Sur le plan collectif, les titulaires du DEIS sont confrontés à la difficulté de l’identification statutaire. Dans les deux conventions collectives majoritairement appliquées dans le secteur social et médico-social, il n’est nulle mention de métiers qui feraient référence à des activités d’ingénierie sociale de niveau I. Ce vide réglementaire entraîne des pratiques salariales peu favorables : “Les postes ont une rémunération très faible par rapport au niveau d’études (2 000 €)”, “chargé de mission à 1 600 €”, “je gagnais plus comme éducateur spécialisé”… Au niveau individuel, ce sont des sentiments ambivalents qui dominent. Si la majorité des titulaires du DEIS reconnaissent les apports de la formation, ils sont perplexes vis-à-vis de la reconnaissance. Certains affirment qu’ils ne recommanderaient pas le DEIS comme formation de cadre. Mais au-delà, c’est de la colère qui ressort (“Quel dommage et quel gâchis !”, “Grande déception !”), voire de la souffrance. Face à ce manque de reconnaissance, nous faisons l’hypothèse que c’est du côté de la visibilité qu’il s’agit de porter l’effort. Des pistes de travail peuvent être esquissées.

“Seul le DEIS n’a pas de dénomination de métier, ce qui complique sa visibilité”(6). Les textes proposent “cadre développeur”. Une formule imprécise qui ne dit rien de l’identité professionnelle de celui qui prétend l’être. On peut toujours objecter que le métier n’est pas la fonction et que la fonction n’est pas l’activité. Il est évident que le secteur social et médico-social n’a pas attendu le DEIS pour mener des activités d’ingénierie. Il paraît néanmoins important de ne pas réduire l’ingénierie sociale à l’activité, de définir clairement les fonctions afférentes au DEIS et de nommer le métier auquel il forme. Il en va de l’identité professionnelle des “DEISiens”, de leur manière de se présenter au monde et, in fine, de la reconnaissance des autres et des pairs.

La validation du DC 3 du DEIS passe par l’écriture d’un article. Exercice individuel, il peut donner lieu à publication. Là, il y a visibilité. Il paraît opportun de donner davantage d’ambition au DC 3. Il pourrait, sans caractère obligatoire, être collectivement porté, autour de miniprogrammes de recherche et donner lieu à des articles d’une stature plus importante, cosignés par deux ou trois étudiants. Enfin, la promotion du diplôme passera par les “DEISiens” et peut-être par les associations en menant un ensemble d’actions propices à la visibilité de l’ingénierie sociale.
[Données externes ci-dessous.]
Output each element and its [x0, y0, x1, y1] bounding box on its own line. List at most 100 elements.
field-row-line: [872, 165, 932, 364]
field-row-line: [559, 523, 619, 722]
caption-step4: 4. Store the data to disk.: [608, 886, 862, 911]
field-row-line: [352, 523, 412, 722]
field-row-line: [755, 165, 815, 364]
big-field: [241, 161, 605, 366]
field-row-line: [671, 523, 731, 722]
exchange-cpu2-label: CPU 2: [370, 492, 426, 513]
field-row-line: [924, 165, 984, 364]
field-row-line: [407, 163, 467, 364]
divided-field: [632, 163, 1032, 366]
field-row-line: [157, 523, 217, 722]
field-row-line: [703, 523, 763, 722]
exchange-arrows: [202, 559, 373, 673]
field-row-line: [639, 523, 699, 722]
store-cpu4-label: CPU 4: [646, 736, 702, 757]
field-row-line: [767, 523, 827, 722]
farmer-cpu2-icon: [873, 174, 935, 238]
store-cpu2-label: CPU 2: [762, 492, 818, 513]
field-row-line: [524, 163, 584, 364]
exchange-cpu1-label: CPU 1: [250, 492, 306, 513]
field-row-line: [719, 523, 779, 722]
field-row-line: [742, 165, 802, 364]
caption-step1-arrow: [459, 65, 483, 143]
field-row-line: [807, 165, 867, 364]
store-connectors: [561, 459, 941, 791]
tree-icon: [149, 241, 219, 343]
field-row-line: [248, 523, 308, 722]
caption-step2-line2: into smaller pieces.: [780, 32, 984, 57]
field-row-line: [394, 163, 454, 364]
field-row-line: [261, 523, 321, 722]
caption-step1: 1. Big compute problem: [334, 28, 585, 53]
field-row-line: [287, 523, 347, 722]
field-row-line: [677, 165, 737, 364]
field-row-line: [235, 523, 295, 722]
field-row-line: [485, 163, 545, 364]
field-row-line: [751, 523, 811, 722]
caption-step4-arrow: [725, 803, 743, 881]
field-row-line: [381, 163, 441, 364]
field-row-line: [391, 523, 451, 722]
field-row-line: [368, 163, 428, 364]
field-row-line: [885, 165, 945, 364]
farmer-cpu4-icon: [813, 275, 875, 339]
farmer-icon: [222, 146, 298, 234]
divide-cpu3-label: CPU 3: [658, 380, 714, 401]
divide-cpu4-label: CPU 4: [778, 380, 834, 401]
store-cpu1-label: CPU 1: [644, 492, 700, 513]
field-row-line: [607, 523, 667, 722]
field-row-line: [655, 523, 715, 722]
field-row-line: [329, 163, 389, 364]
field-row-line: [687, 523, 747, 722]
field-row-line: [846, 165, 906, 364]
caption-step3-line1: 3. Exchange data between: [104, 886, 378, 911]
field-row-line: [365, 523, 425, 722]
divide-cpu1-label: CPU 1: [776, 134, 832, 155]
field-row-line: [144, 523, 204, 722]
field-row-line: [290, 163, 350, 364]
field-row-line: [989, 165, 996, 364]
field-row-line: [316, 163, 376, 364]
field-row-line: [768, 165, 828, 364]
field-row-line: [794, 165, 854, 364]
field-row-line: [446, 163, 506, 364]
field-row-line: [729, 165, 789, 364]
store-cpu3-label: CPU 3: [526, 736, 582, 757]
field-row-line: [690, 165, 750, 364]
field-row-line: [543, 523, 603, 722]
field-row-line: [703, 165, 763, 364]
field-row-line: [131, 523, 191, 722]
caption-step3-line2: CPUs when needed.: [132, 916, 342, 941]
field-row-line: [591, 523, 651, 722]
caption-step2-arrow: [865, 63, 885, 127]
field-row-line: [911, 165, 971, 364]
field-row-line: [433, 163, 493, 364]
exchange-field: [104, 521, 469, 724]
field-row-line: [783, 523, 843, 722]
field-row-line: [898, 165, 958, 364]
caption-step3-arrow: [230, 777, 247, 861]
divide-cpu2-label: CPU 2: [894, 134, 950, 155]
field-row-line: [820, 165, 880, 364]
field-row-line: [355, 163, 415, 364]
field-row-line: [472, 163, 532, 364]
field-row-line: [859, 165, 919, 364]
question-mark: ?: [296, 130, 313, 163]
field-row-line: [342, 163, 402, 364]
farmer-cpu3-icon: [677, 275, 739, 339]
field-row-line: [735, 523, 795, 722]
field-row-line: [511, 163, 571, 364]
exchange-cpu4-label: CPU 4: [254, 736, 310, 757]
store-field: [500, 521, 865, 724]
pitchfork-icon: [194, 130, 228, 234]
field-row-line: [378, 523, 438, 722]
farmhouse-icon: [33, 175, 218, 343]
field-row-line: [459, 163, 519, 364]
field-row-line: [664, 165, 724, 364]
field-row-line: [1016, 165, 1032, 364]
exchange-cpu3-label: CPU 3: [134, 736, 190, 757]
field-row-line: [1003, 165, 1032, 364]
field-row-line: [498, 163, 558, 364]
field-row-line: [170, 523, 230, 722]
Le DEIS souffre d’un déficit de reconnaissance. Pour y remédier, chacun doit prendre part au chantier : les diplômés, en clarifiant un positionnement épistémologique qui permettra de nommer le métier auquel forme le DEIS ; les instituts de formation, en promouvant la visibilité de ce diplôme durant les années d’études ; les pouvoirs publics, qui pourraient créer un statut spécifique aux activités d’ingénierie sociale. Son intégration dans les conventions collectives éviterait les situations de sous-rémunération au regard d’un diplôme de niveau I. »

Notes

(1) Je tiens à remercier sincèrement celles et ceux qui ont pris du temps pour répondre à mon questionnaire, les centres de formation qui ont accepté de le transmettre à leurs anciens étudiants, et l’association Andelis de Marseille pour le relais auprès de ses adhérents.

(2) Voir Sociologie de l’expertise et de l’intervention sociale – Jean-Christophe Barbant – Ed. L’Harmattan, 2011.

(3)Voir Ingénierie sociale et recherche. Un diplôme d’Etat d’avant-garde : le DEIS – Laetitia Naud – Ed. L’Harmattan, 2015.

(4) Voir L’ingénierie sociale. Expertise collective et transformation sociale – Alain Penven – Ed. éres, 2013.

(5) « Le profil des étudiants préparant le DEIS ainsi que des éléments sur les besoins d’employeurs en matière “d’ingénierie sociale” » – Avril 2014.

(6) Le thème de la non-reconnaissance du diplôme revient 35 fois sur 56 réponses, en fin de questionnaire.